When Avvo first came on the scene, its claim was to assist the consumers of legal services by providing ratings for lawyers, thus aiding intelligent decision-making and enlightening the legal consumer community. The beef, at the time, was whether their rating system was valid.
As often happens with start-up high tech companies, there’s been a quiet shift in the business model. The key to internet businesses that don’t sell a product is advertising, and the key to advertising is eyeballs. It wasn’t too long before Avvo went into the free lawyer answer business to draw in people who wanted answers to their quasi-legal questions, but were too cheap to pay for a lawyer.

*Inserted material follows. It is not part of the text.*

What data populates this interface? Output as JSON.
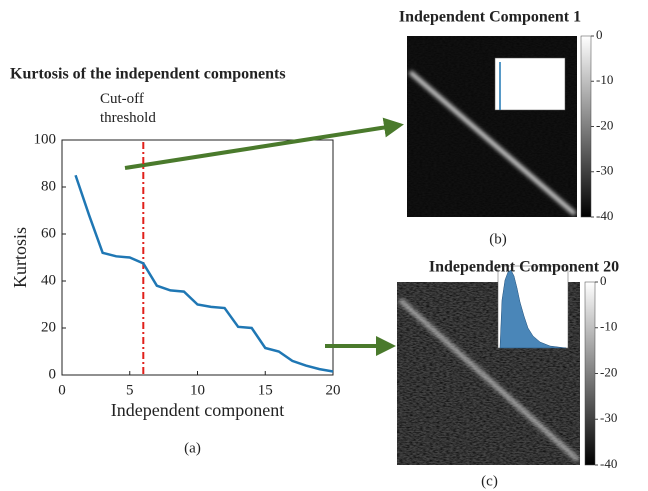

It didn’t seem to matter that the answers were crap (as were the questions), as this was just a side-line, a come-on. Avvo was a lawyer (and later doctor) rating service. That was its claim to fame, its raison d’être. More importantly, that was Avvo rationale for gaining access to lists of lawyers nationwide, and to overcome the issues concerning its rating service being used by lawyers to tout themselves.

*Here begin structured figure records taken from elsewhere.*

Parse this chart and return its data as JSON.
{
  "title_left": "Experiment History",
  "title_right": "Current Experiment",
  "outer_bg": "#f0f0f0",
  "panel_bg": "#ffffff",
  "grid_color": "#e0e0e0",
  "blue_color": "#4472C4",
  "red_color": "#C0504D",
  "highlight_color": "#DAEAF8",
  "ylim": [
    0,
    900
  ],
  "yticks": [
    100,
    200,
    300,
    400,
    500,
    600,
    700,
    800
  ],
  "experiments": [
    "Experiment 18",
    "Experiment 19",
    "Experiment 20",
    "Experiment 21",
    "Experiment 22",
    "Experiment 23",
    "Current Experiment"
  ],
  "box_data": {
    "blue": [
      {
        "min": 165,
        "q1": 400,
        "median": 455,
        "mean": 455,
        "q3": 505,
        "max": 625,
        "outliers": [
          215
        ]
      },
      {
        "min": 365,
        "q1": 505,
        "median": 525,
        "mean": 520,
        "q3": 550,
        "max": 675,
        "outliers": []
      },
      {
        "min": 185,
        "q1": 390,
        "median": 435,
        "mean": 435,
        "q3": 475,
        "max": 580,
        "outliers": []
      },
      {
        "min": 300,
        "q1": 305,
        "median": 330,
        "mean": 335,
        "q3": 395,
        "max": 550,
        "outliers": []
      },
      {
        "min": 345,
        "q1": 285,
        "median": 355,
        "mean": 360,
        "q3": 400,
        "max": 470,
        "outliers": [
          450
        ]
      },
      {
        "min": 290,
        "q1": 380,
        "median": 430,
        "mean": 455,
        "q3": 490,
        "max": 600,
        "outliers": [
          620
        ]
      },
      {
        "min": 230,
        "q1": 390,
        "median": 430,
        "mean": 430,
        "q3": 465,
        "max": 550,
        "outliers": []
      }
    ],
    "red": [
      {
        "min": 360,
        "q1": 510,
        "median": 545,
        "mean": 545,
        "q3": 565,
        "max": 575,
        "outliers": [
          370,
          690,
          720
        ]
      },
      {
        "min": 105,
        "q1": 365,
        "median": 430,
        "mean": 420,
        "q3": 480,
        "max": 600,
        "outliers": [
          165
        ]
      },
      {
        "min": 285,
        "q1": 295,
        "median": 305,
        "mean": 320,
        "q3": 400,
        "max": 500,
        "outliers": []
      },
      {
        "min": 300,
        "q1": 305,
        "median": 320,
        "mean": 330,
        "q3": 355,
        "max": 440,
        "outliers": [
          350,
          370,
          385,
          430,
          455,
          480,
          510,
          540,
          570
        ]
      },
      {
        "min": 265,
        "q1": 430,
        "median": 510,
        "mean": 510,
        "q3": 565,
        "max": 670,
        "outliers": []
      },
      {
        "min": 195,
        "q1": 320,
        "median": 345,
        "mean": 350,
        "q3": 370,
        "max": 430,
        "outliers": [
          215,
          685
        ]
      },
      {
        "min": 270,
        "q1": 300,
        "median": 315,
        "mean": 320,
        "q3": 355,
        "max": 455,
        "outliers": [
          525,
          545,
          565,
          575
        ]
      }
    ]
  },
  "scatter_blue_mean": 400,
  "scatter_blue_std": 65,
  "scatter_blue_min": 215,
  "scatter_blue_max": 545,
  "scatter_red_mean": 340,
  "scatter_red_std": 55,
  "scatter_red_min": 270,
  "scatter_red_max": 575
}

When Avvo brought on its new VP of Marketing, Leigh McMillan, it gave me a reason to take a stroll over to Avvo and see what was happening.
SEATTLE, WA – July 21, 2011 – Avvo (www.avvo.com) the largest legal- and health-related Q&A website, where consumers get their questions answered by a community of rated lawyers and doctors, welcomes Leigh McMillan as the company’s first Vice President of Marketing. McMillan will oversee Avvo’s marketing and business unit management, reporting to founder and CEO Mark Britton.

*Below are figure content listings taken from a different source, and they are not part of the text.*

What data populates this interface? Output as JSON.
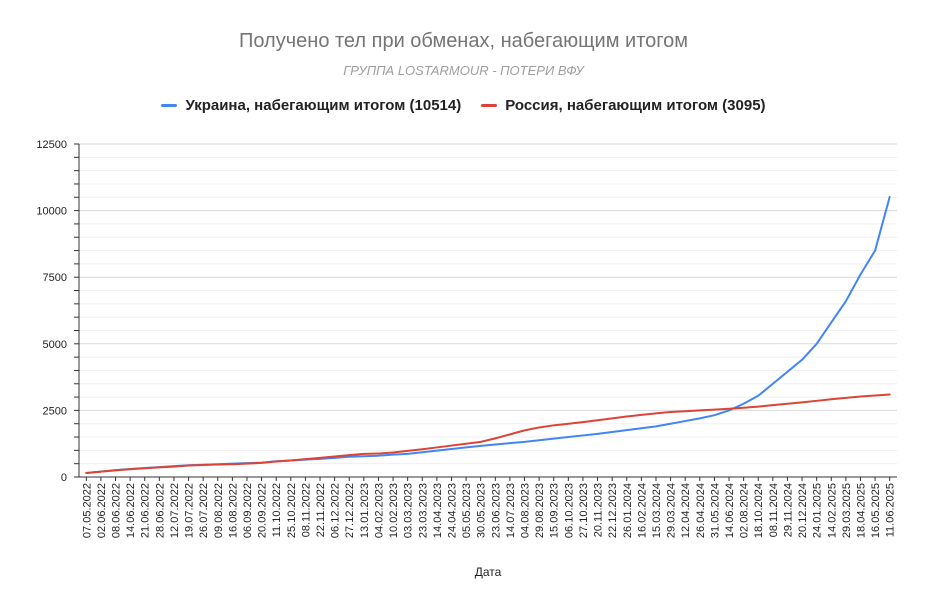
{
  "chart_data": {
    "type": "line",
    "title": "Получено тел при обменах, набегающим итогом",
    "subtitle": "ГРУППА LOSTARMOUR - ПОТЕРИ ВФУ",
    "xlabel": "Дата",
    "ylabel": "",
    "ylim": [
      0,
      12500
    ],
    "yticks": [
      "0",
      "2500",
      "5000",
      "7500",
      "10000",
      "12500"
    ],
    "grid": true,
    "legend_position": "top",
    "categories": [
      "07.05.2022",
      "02.06.2022",
      "08.06.2022",
      "14.06.2022",
      "21.06.2022",
      "28.06.2022",
      "12.07.2022",
      "19.07.2022",
      "26.07.2022",
      "09.08.2022",
      "16.08.2022",
      "06.09.2022",
      "20.09.2022",
      "11.10.2022",
      "25.10.2022",
      "08.11.2022",
      "22.11.2022",
      "06.12.2022",
      "27.12.2022",
      "13.01.2023",
      "04.02.2023",
      "10.02.2023",
      "03.03.2023",
      "23.03.2023",
      "14.04.2023",
      "24.04.2023",
      "05.05.2023",
      "30.05.2023",
      "23.06.2023",
      "14.07.2023",
      "04.08.2023",
      "29.08.2023",
      "15.09.2023",
      "06.10.2023",
      "27.10.2023",
      "20.11.2023",
      "22.12.2023",
      "26.01.2024",
      "16.02.2024",
      "15.03.2024",
      "29.03.2024",
      "12.04.2024",
      "26.04.2024",
      "31.05.2024",
      "14.06.2024",
      "02.08.2024",
      "18.10.2024",
      "08.11.2024",
      "29.11.2024",
      "20.12.2024",
      "24.01.2025",
      "14.02.2025",
      "29.03.2025",
      "18.04.2025",
      "16.05.2025",
      "11.06.2025"
    ],
    "series": [
      {
        "name": "Украина, набегающим итогом (10514)",
        "color": "#4285f4",
        "values": [
          150,
          200,
          260,
          300,
          340,
          370,
          410,
          440,
          460,
          480,
          500,
          520,
          540,
          590,
          620,
          650,
          680,
          720,
          760,
          780,
          800,
          840,
          870,
          930,
          990,
          1050,
          1110,
          1170,
          1220,
          1270,
          1320,
          1380,
          1440,
          1500,
          1560,
          1620,
          1690,
          1760,
          1830,
          1900,
          2000,
          2100,
          2200,
          2320,
          2500,
          2750,
          3050,
          3500,
          3950,
          4400,
          5000,
          5800,
          6600,
          7600,
          8500,
          10514
        ]
      },
      {
        "name": "Россия, набегающим итогом (3095)",
        "color": "#db4437",
        "values": [
          150,
          200,
          250,
          290,
          330,
          360,
          390,
          430,
          450,
          470,
          480,
          500,
          530,
          580,
          620,
          670,
          720,
          770,
          820,
          870,
          880,
          920,
          980,
          1040,
          1110,
          1180,
          1250,
          1320,
          1450,
          1600,
          1750,
          1860,
          1940,
          2000,
          2060,
          2130,
          2200,
          2270,
          2330,
          2390,
          2440,
          2470,
          2500,
          2530,
          2560,
          2600,
          2640,
          2700,
          2750,
          2800,
          2860,
          2920,
          2970,
          3020,
          3060,
          3095
        ]
      }
    ]
  }
}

Whoa. When did Avvo go from being a lawyer rating service to “the largest legal-related Q&A website?” Not that Avvo Answers isn’t a part of the whole, or that Avvo’s not the largest (I couldn’t say, but wouldn’t be at all surprised that Avvo is the largest), but when did its focus shift from lawyer ratings, the justification for its existence, to a dubious (the words “utterly worthless” may be overstating the problem, though not by much) scheme to make the world more legally ignorant than when it began?
When Avvo opened its doors, I had a long talk with one of its co-founders, Paul Bloom, who has since moved on to other ventures. Since then, I spent time with CEO Mark Britton, where we argued over various foodstuffs the merits of Avvo ratings and its value to consumers. I like Mark and Paul, and all the other Avvo guys as well, despite whatever misgivings I have about the service. But at no time did I think of Avvo’s hallmark as being other than its lawyer ratings. It appears that I’ve missed the shift.
So is Avvo a lawyer rating service that has its unbearably bad Avvo Answers as a loss-leader? From the press release, no. It’s not a matter of the tail wagging the dog, but that the tail is the dog. Avvo’s primary function is to promote stupid answers to stupid questions.
In another press release, Avvo talks about its “weed-like growth.” Weed-like indeed. The internet has inundated society with monumentally poor legal thought and advice, leaving the public worse for having made the effort. Avvo has chosen to dedicate itself to the creep of ignorance rather than to contribute to a better, more accurate, understanding of the law.
To the extent that Avvo’s claim to legitimacy relied upon the merit of its lawyer ratings, it’s given that away. Avvo could have been part of the solution. Instead, it’s taken the worst element of its business model and elevated it to its primary function. No wonder Avvo’s growing like a weed. Too bad it didn’t choose to bloom like a flower.